Güncelleme Tarihi:
İşte programdan bazı bölümler….
- Bizim müzik sektöründe bazı tabular vardır. Eleştirilemeyenler, dokunulmayanlar. Mesela Bülent Ersoy’a laf söyleyemezsiniz, Zeki Müren’le ilgili konuşamazsınız. Sezen Aksu’ya bayılırım ama o da dokunulmazlar içinde görünür. Bu tabuları yıkmak lazım. Herkeste eleştirilicek bir yan, herkesin yaptığı hatalar var. İnsanız sonuçta.
-
- Deniz Uğur’u tanıyosunuz. Bence iyi oyuncu ama adı Tamer Karadağlı ile duyuldu. Daha birkaç hafta önce kahramanım dediği adam Tamer Karadağlı için bugünlerde kavgada söylenmeyecek şeyler söylüyor. Hangisi doğru bunların. Aşk bu kadar kısa ömürlü mü?. Bu kadar kolay nefrete döner mi?

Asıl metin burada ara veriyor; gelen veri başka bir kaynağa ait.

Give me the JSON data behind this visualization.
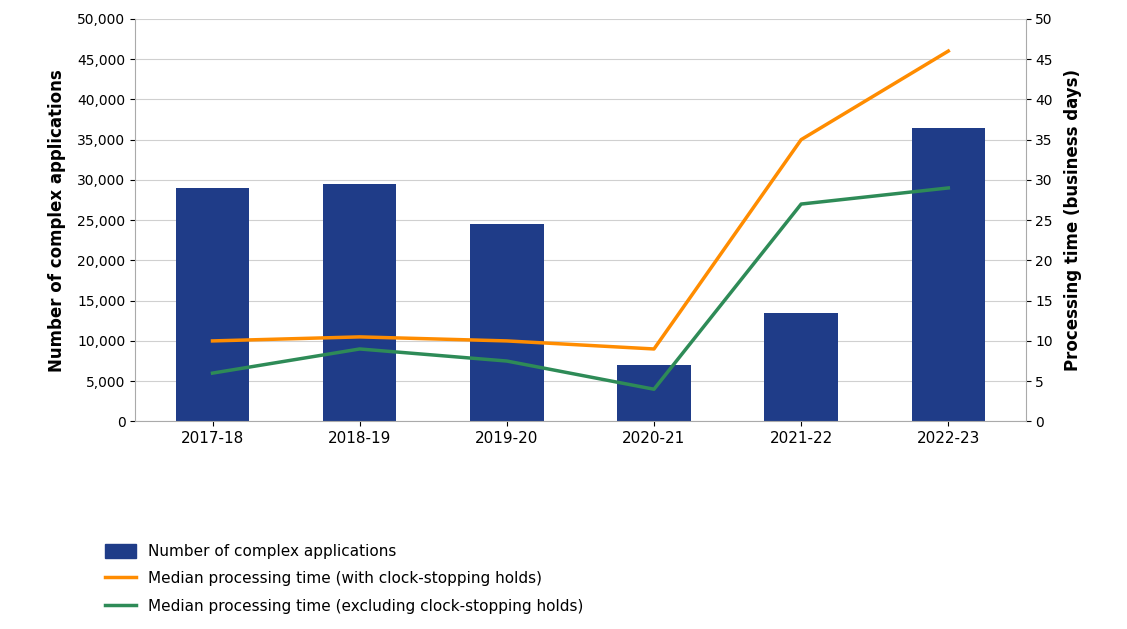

En korkuncu, işin içine hem kendi çocuğunu hem Tamer Karadağlı’nın kızını karıştırması. Oğlumu iki kere babasız bıraktı ne demek ? Çocukları bu kavgalara karıştırmamak lazım. Hele bir annenin bunu hiç yapmaması gerek.
- Bir internet sitesinde benim için bir yazı yazılmış… "Sibel Alaş Aşka Yürek Gerek" isimli şarkıyı Dilek Budak’a sattıktan sonra birde Mustafa Sandal’a satarak tamamen duygusal davrandığını göstermiştir. Tamamen duygusal tırnak içinde yazılmış. Yani para gözümü döndürmüş benim. Ve bu mesajın yazarı beni sanata ve sanatçıya saygısız ilan etmiş. Çok üzgünüm keşke yapsaymış, çünkü işin gerçeği bu değil. İşin doğrusu, ne Mustafa Sandal’dan ne Dilek Budak'tan "aşka yürek gerek" isimli şarkı için bir lira almışlığım yoktur. İnanması zor gelebilir ama , bu her şekilde ispatlanır bir gerçektir. Bu şarkıyla ilgili sadece,meslek birliğim müzik eseri sahipleri birliği MSG'nin bana ödediği telif haklarını aldım. Dilek Budak’la hiç tanışmadım. Ben şarkıyı Dilek Budak’ın yapımcı şirketine verdim, o şirketin sahibi de arkadaşım olduğu için bir lira talep etmedim. Dilek Budak bu şarkı için para ödedi mi ödemedimi bilemiyorum ama Dilek isterse istediği zaman kendisiyle konuşup, cebimde kendisinden aldığım tek kuruş olmadığını söyleyebilirim.